Christine SiepeMenschen und Unternehmen

Wirtschaftsmacht Familienunternehmen

Familienunternehmen bilden das Rückgrat der deutschen Wirtschaft. Auch Materna ist eines dieser Unternehmen. Was macht sie so erfolgreich?

Sie heißen Aldi, Bosch, Fresenius, Oetker oder Viessmann – und tragen maßgeblich zur deutschen Wirtschaft bei: die klassischen Familienunternehmen. Mehr als 95 Prozent der rund 3,7 Millionen Betriebe in Deutschland sind Familienunternehmen. Sie erwirtschaften gut 40 Prozent aller Unternehmensumsätze und stellen mehr als die Hälfte aller sozialversicherungspflichtigen Arbeitsplätze. Knapp 80 Prozent dieser Unternehmen tragen auch einen Familiennamen in der Firmenbezeichnung.

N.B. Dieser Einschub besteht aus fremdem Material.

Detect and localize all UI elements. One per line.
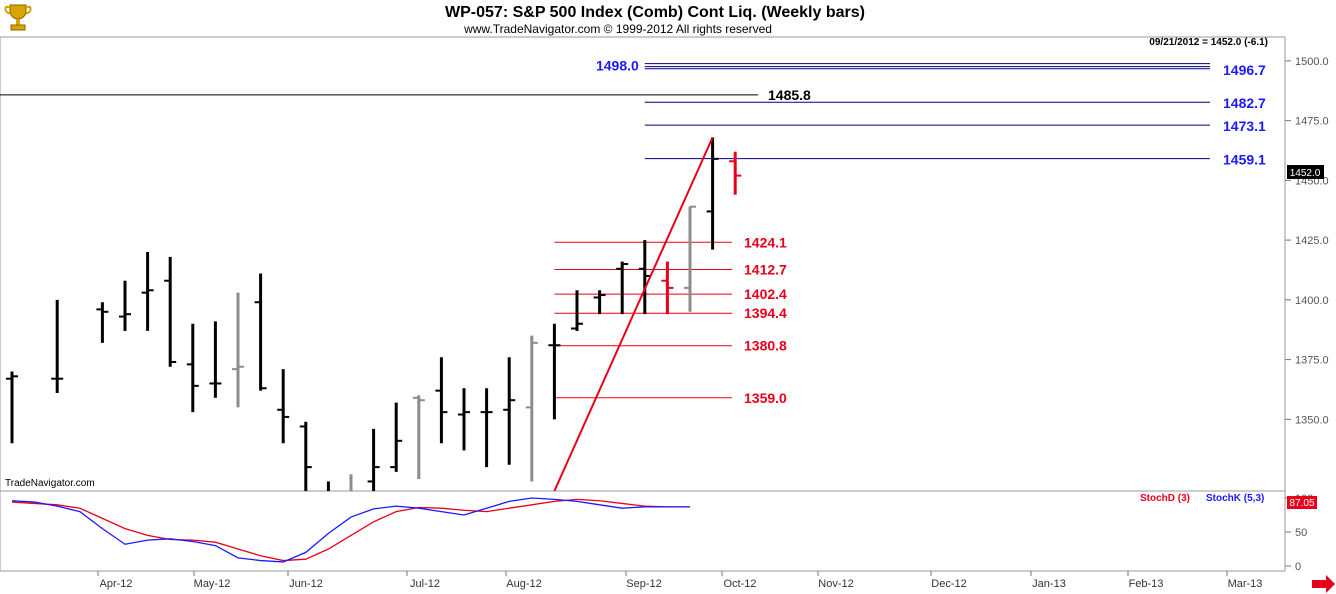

Ein Unternehmen gilt als Familienbetrieb, wenn es maßgeblich von einer Familie oder einem in der Anzahl beschränkten Eigentümerkreis mit verwandtschaftlichen Beziehungen beeinflusst wird. Das Bonner Institut für Mittelstandsforschung unterscheidet zwischen „familienbeherrschten“ und „familiengeführten“ Unternehmen: In familienbeherrschten Unternehmen halten maximal drei Familien mindestens 50 Prozent der Anteile, wobei keiner der Anteilseigner in der Geschäftsführung tätig sein muss. Dagegen halten in familiengeführten Unternehmen maximal zwei Familien mindestens 50 Prozent der Unternehmensanteile. Und mindestens einer der Gesellschafter ist in der Geschäftsführung tätig.

Zu den erfolgreichen familien- oder inhabergeführten Unternehmen in der IT-Branche zählen unter anderem die Komsa Gruppe, die Wortmann AG, die msg systems ag und auch Materna.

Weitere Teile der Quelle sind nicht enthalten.